Thanks to indirect linking, no existing links are broken when you move to the next version of product documentation and no manual updating is required. And thanks to the features designed by Ixiasoft to support this container and versioning model, authors manage versioning with ease.
The advantages of indirect linking are also underscored when software components are removed from their traditional contexts and bundled with different product stacks.
The information architect determines the containers with relevant content for the new project. For containers whose content will be updated, a new container version is created. The information architect then models a new dependency tree using all the relevant containers, arranging them into a hierarchy according to the common architectural layering model.
When documenting the new release, authors either modify existing content maps (documentation deliverables) or create new maps associated with the updated container versions. Linking rules and resolution are defined by the new dependency tree. Any pre-existing references to topics that don’t belong to the current dependency tree are automatically flagged as unresolved. And because we will largely limit linking to relationship tables, unresolved links can easily be fixed—or simply not rendered in output.
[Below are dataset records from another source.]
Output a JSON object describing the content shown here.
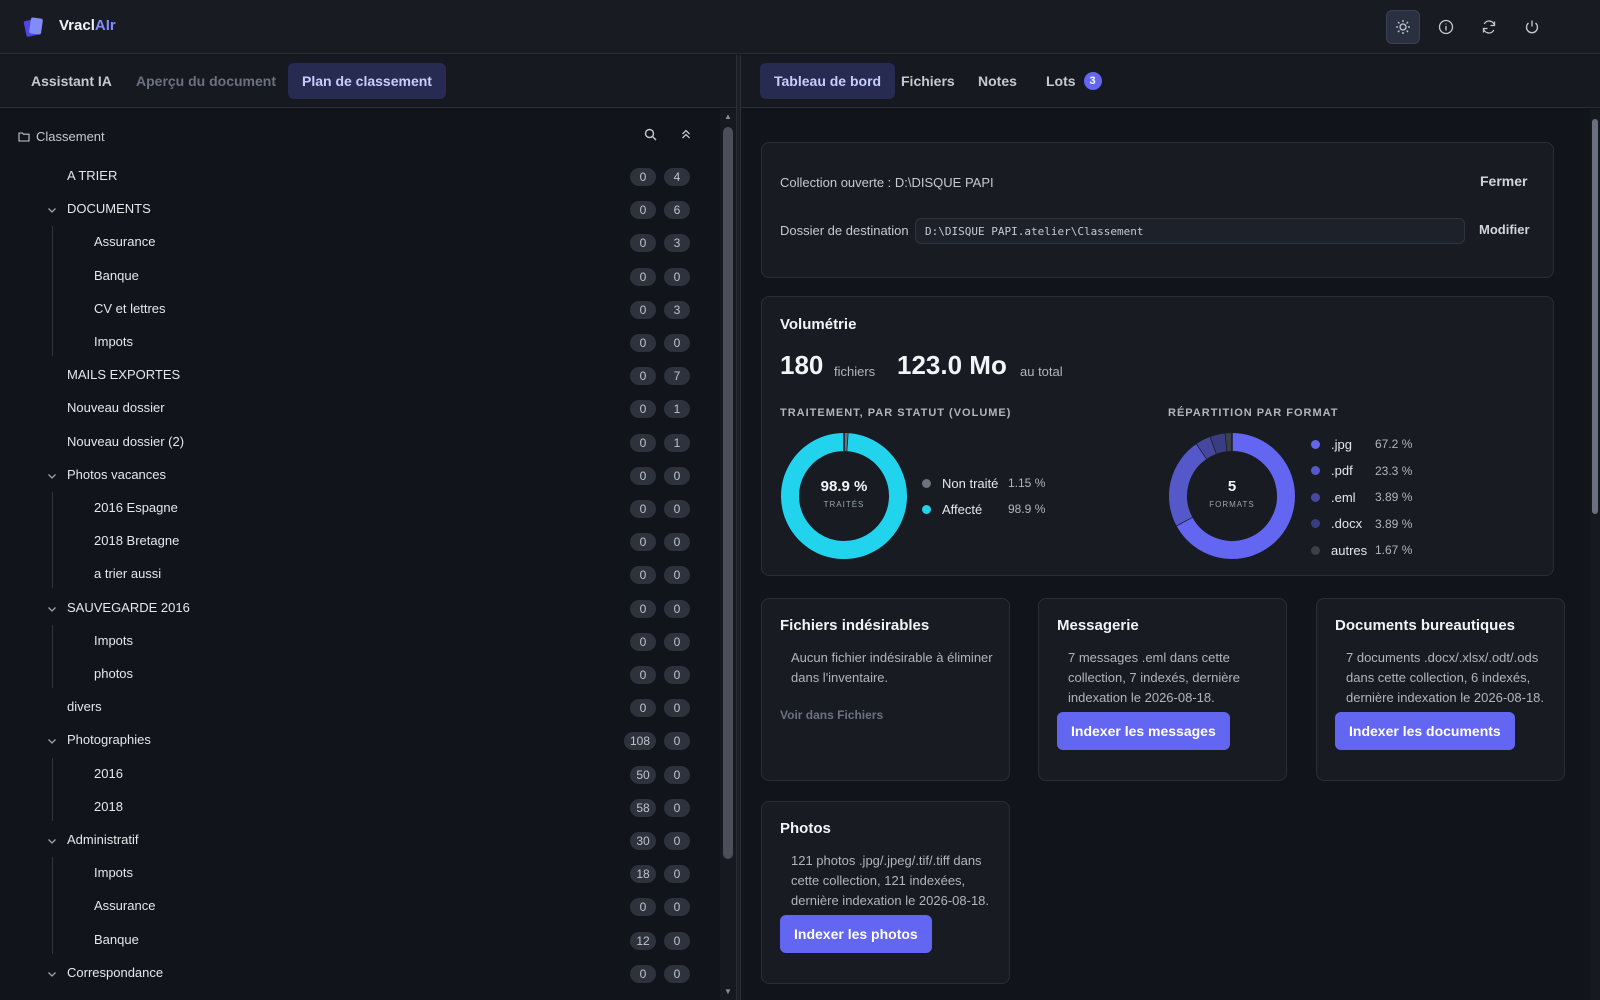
{
  "app": {
    "name_prefix": "Vracl",
    "name_ai": "AIr"
  },
  "toolbar": [
    {
      "icon": "sun-icon",
      "active": true
    },
    {
      "icon": "info-icon",
      "active": false
    },
    {
      "icon": "refresh-icon",
      "active": false
    },
    {
      "icon": "power-icon",
      "active": false
    }
  ],
  "left_tabs": {
    "assistant": "Assistant IA",
    "apercu": "Aperçu du document",
    "plan": "Plan de classement"
  },
  "right_tabs": {
    "dashboard": "Tableau de bord",
    "fichiers": "Fichiers",
    "notes": "Notes",
    "lots": "Lots",
    "lots_count": "3"
  },
  "tree": {
    "root_label": "Classement",
    "nodes": [
      {
        "label": "A TRIER",
        "c1": "0",
        "c2": "4",
        "level": 0,
        "chevron": false
      },
      {
        "label": "DOCUMENTS",
        "c1": "0",
        "c2": "6",
        "level": 0,
        "chevron": true
      },
      {
        "label": "Assurance",
        "c1": "0",
        "c2": "3",
        "level": 1,
        "chevron": false
      },
      {
        "label": "Banque",
        "c1": "0",
        "c2": "0",
        "level": 1,
        "chevron": false
      },
      {
        "label": "CV et lettres",
        "c1": "0",
        "c2": "3",
        "level": 1,
        "chevron": false
      },
      {
        "label": "Impots",
        "c1": "0",
        "c2": "0",
        "level": 1,
        "chevron": false
      },
      {
        "label": "MAILS EXPORTES",
        "c1": "0",
        "c2": "7",
        "level": 0,
        "chevron": false
      },
      {
        "label": "Nouveau dossier",
        "c1": "0",
        "c2": "1",
        "level": 0,
        "chevron": false
      },
      {
        "label": "Nouveau dossier (2)",
        "c1": "0",
        "c2": "1",
        "level": 0,
        "chevron": false
      },
      {
        "label": "Photos vacances",
        "c1": "0",
        "c2": "0",
        "level": 0,
        "chevron": true
      },
      {
        "label": "2016 Espagne",
        "c1": "0",
        "c2": "0",
        "level": 1,
        "chevron": false
      },
      {
        "label": "2018 Bretagne",
        "c1": "0",
        "c2": "0",
        "level": 1,
        "chevron": false
      },
      {
        "label": "a trier aussi",
        "c1": "0",
        "c2": "0",
        "level": 1,
        "chevron": false
      },
      {
        "label": "SAUVEGARDE 2016",
        "c1": "0",
        "c2": "0",
        "level": 0,
        "chevron": true
      },
      {
        "label": "Impots",
        "c1": "0",
        "c2": "0",
        "level": 1,
        "chevron": false
      },
      {
        "label": "photos",
        "c1": "0",
        "c2": "0",
        "level": 1,
        "chevron": false
      },
      {
        "label": "divers",
        "c1": "0",
        "c2": "0",
        "level": 0,
        "chevron": false
      },
      {
        "label": "Photographies",
        "c1": "108",
        "c2": "0",
        "level": 0,
        "chevron": true
      },
      {
        "label": "2016",
        "c1": "50",
        "c2": "0",
        "level": 1,
        "chevron": false
      },
      {
        "label": "2018",
        "c1": "58",
        "c2": "0",
        "level": 1,
        "chevron": false
      },
      {
        "label": "Administratif",
        "c1": "30",
        "c2": "0",
        "level": 0,
        "chevron": true
      },
      {
        "label": "Impots",
        "c1": "18",
        "c2": "0",
        "level": 1,
        "chevron": false
      },
      {
        "label": "Assurance",
        "c1": "0",
        "c2": "0",
        "level": 1,
        "chevron": false
      },
      {
        "label": "Banque",
        "c1": "12",
        "c2": "0",
        "level": 1,
        "chevron": false
      },
      {
        "label": "Correspondance",
        "c1": "0",
        "c2": "0",
        "level": 0,
        "chevron": true
      }
    ]
  },
  "collection": {
    "opened": "Collection ouverte : D:\\DISQUE PAPI",
    "close": "Fermer",
    "dest_label": "Dossier de destination",
    "dest_path": "D:\\DISQUE PAPI.atelier\\Classement",
    "modify": "Modifier"
  },
  "volumetrie": {
    "title": "Volumétrie",
    "files_value": "180",
    "files_unit": "fichiers",
    "size_value": "123.0 Mo",
    "size_unit": "au total",
    "status_title": "TRAITEMENT, PAR STATUT (VOLUME)",
    "status_center_value": "98.9 %",
    "status_center_label": "TRAITÉS",
    "status_legend": [
      {
        "label": "Non traité",
        "pct": "1.15 %",
        "value": 1.15,
        "color": "#6b7280"
      },
      {
        "label": "Affecté",
        "pct": "98.9 %",
        "value": 98.85,
        "color": "#22d3ee"
      }
    ],
    "format_title": "RÉPARTITION PAR FORMAT",
    "format_center_value": "5",
    "format_center_label": "FORMATS",
    "format_legend": [
      {
        "label": ".jpg",
        "pct": "67.2 %",
        "value": 67.2,
        "color": "#6366f1"
      },
      {
        "label": ".pdf",
        "pct": "23.3 %",
        "value": 23.3,
        "color": "#5458c8"
      },
      {
        "label": ".eml",
        "pct": "3.89 %",
        "value": 3.89,
        "color": "#45489e"
      },
      {
        "label": ".docx",
        "pct": "3.89 %",
        "value": 3.89,
        "color": "#3a3d80"
      },
      {
        "label": "autres",
        "pct": "1.67 %",
        "value": 1.67,
        "color": "#3b3f4a"
      }
    ]
  },
  "cards": {
    "indesirables": {
      "title": "Fichiers indésirables",
      "text1": "Aucun fichier indésirable à éliminer",
      "text2": "dans l'inventaire.",
      "link": "Voir dans Fichiers"
    },
    "messagerie": {
      "title": "Messagerie",
      "text1": "7 messages .eml dans cette",
      "text2": "collection, 7 indexés, dernière",
      "text3": "indexation le 2026-08-18.",
      "button": "Indexer les messages"
    },
    "bureautique": {
      "title": "Documents bureautiques",
      "text1": "7 documents .docx/.xlsx/.odt/.ods",
      "text2": "dans cette collection, 6 indexés,",
      "text3": "dernière indexation le 2026-08-18.",
      "button": "Indexer les documents"
    },
    "photos": {
      "title": "Photos",
      "text1": "121 photos .jpg/.jpeg/.tif/.tiff dans",
      "text2": "cette collection, 121 indexées,",
      "text3": "dernière indexation le 2026-08-18.",
      "button": "Indexer les photos"
    }
  }
}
TIP KM released its first customer-facing product documentation in November, 2012, just eight months after our decision to go with Ixiasoft DITA CMS. The SAP NetWeaver documentation set is in the process of migration, and by the end of the year, the documentation content for a recent acquisition, Sybase, is intended to move into the new system. Already mostly in DITA, it fits right into our model.
About the Author:
Priscilla Buckley began her professional writing career at Vogue magazine in New York, before moving to Paris, becoming a magazine journalist, and then technical writer. Based in the south of France, she is now a Knowledge Architect at SAP, where her primary project is the transition of Technology & Innovation Platform knowledge management to the adoption of DITA in a unified CMS environment.